Donald Trump avait prévu un vaccin COVID-19 avant le jour des élections du 3 novembre.
Dans une campagne ratée, cela lui aurait peut-être donné un rebond dont il avait besoin, mais la baguette magique n’a pas fonctionné.
C’était le lapin qui restait dans le chapeau.
La première Vaccin Pfizer n’a été annoncé que six jours après Amérique est allé aux urnes. Président Atout appelle cela un complot, mais n’a pas fourni de preuves à l’appui de sa demande.
Lorsque Pfizer a fait son annonce le 9 novembre, il a tweeté: « Comme je l’ai dit depuis longtemps, @Pfizer et les autres n’annonceraient un vaccin qu’après les élections, car ils n’avaient pas eu le courage de le faire avant. De même, @US -FDA aurait dû l’annoncer plus tôt, non pas à des fins politiques, mais pour sauver des vies! «
Une vérification rapide des faits offre une contradiction.
Les études sur les vaccins sont supervisées par des scientifiques et des statisticiens indépendants.
Pfizer n’a appris sa découverte que la veille de l’annonce, et la Food and Drug Administration n’a pas été impliquée dans la décision d’annonce.
En fait, le vaccin dont M. Trump avait besoin était un vaccin à protéger contre ses propres instincts politiques.
Ayant négligé de mettre en œuvre un plan fédéral coordonné pour lutter contre coronavirus depuis le début, les taux d’infections et de décès en Amérique ont grimpé en flèche.
Lorsqu’il a exhorté le pays à ouvrir ses écoles et ses entreprises, les chiffres ont grimpé en flèche.
Actuellement, ils augmentent encore et fortement.

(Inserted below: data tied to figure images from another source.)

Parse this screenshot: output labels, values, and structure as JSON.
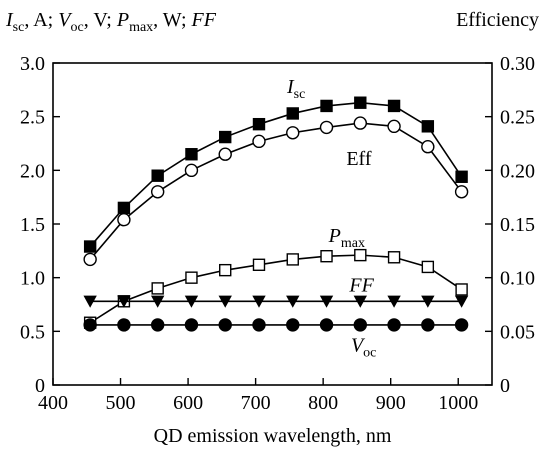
{
  "chart_data": {
    "type": "line",
    "xlabel": "QD emission wavelength, nm",
    "ylabel_left": {
      "parts": [
        {
          "text": "I",
          "style": "italic"
        },
        {
          "text": "sc",
          "style": "sub"
        },
        {
          "text": ", A; "
        },
        {
          "text": "V",
          "style": "italic"
        },
        {
          "text": "oc",
          "style": "sub"
        },
        {
          "text": ", V; "
        },
        {
          "text": "P",
          "style": "italic"
        },
        {
          "text": "max",
          "style": "sub"
        },
        {
          "text": ", W; "
        },
        {
          "text": "FF",
          "style": "italic"
        }
      ]
    },
    "ylabel_right": "Efficiency",
    "xlim": [
      400,
      1050
    ],
    "ylim_left": [
      0,
      3.0
    ],
    "ylim_right": [
      0,
      0.3
    ],
    "x_ticks": [
      400,
      500,
      600,
      700,
      800,
      900,
      1000
    ],
    "x_tick_labels": [
      "400",
      "500",
      "600",
      "700",
      "800",
      "900",
      "1000"
    ],
    "y_left_ticks": [
      0,
      0.5,
      1.0,
      1.5,
      2.0,
      2.5,
      3.0
    ],
    "y_left_tick_labels": [
      "0",
      "0.5",
      "1.0",
      "1.5",
      "2.0",
      "2.5",
      "3.0"
    ],
    "y_right_ticks": [
      0,
      0.05,
      0.1,
      0.15,
      0.2,
      0.25,
      0.3
    ],
    "y_right_tick_labels": [
      "0",
      "0.05",
      "0.10",
      "0.15",
      "0.20",
      "0.25",
      "0.30"
    ],
    "grid": false,
    "x": [
      455,
      505,
      555,
      605,
      655,
      705,
      755,
      805,
      855,
      905,
      955,
      1005
    ],
    "series": [
      {
        "name": "Isc",
        "label_parts": [
          {
            "text": "I",
            "style": "italic"
          },
          {
            "text": "sc",
            "style": "sub"
          }
        ],
        "label_at": [
          760,
          2.72
        ],
        "marker": "filled-square",
        "axis": "left",
        "values": [
          1.29,
          1.65,
          1.95,
          2.15,
          2.31,
          2.43,
          2.53,
          2.6,
          2.63,
          2.6,
          2.41,
          1.94
        ]
      },
      {
        "name": "Eff",
        "label_parts": [
          {
            "text": "Eff"
          }
        ],
        "label_at": [
          853,
          0.205
        ],
        "marker": "open-circle",
        "axis": "right",
        "values": [
          0.117,
          0.154,
          0.18,
          0.2,
          0.215,
          0.227,
          0.235,
          0.24,
          0.244,
          0.241,
          0.222,
          0.18
        ]
      },
      {
        "name": "Pmax",
        "label_parts": [
          {
            "text": "P",
            "style": "italic"
          },
          {
            "text": "max",
            "style": "sub"
          }
        ],
        "label_at": [
          835,
          1.33
        ],
        "marker": "open-square",
        "axis": "left",
        "values": [
          0.58,
          0.78,
          0.9,
          1.0,
          1.07,
          1.12,
          1.17,
          1.2,
          1.21,
          1.19,
          1.1,
          0.89
        ]
      },
      {
        "name": "FF",
        "label_parts": [
          {
            "text": "FF",
            "style": "italic"
          }
        ],
        "label_at": [
          857,
          0.87
        ],
        "marker": "filled-triangle-down",
        "axis": "left",
        "values": [
          0.78,
          0.78,
          0.78,
          0.78,
          0.78,
          0.78,
          0.78,
          0.78,
          0.78,
          0.78,
          0.78,
          0.78
        ]
      },
      {
        "name": "Voc",
        "label_parts": [
          {
            "text": "V",
            "style": "italic"
          },
          {
            "text": "oc",
            "style": "sub"
          }
        ],
        "label_at": [
          860,
          0.31
        ],
        "marker": "filled-circle",
        "axis": "left",
        "values": [
          0.56,
          0.56,
          0.56,
          0.56,
          0.56,
          0.56,
          0.56,
          0.56,
          0.56,
          0.56,
          0.56,
          0.56
        ]
      }
    ]
  }
}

Le président Trump connaissait l’importance de l’économie et de l’activité économique pour sa réélection.
Le message politique portait dûment sur la façon dont le coronavirus «disparaîtrait», «disparaîtrait», «serait éradiqué».
Et pourtant, les Américains – trop nombreux pour son choix – en ont vu la folie de première main.
Le président leur a dit que la pandémie était en retrait à un moment où l’expérience de la vie leur disait qu’elle était en train de se déchaîner.
Les gens mouraient, les hôpitaux étaient pleins à craquer et des millions de personnes perdaient leur emploi.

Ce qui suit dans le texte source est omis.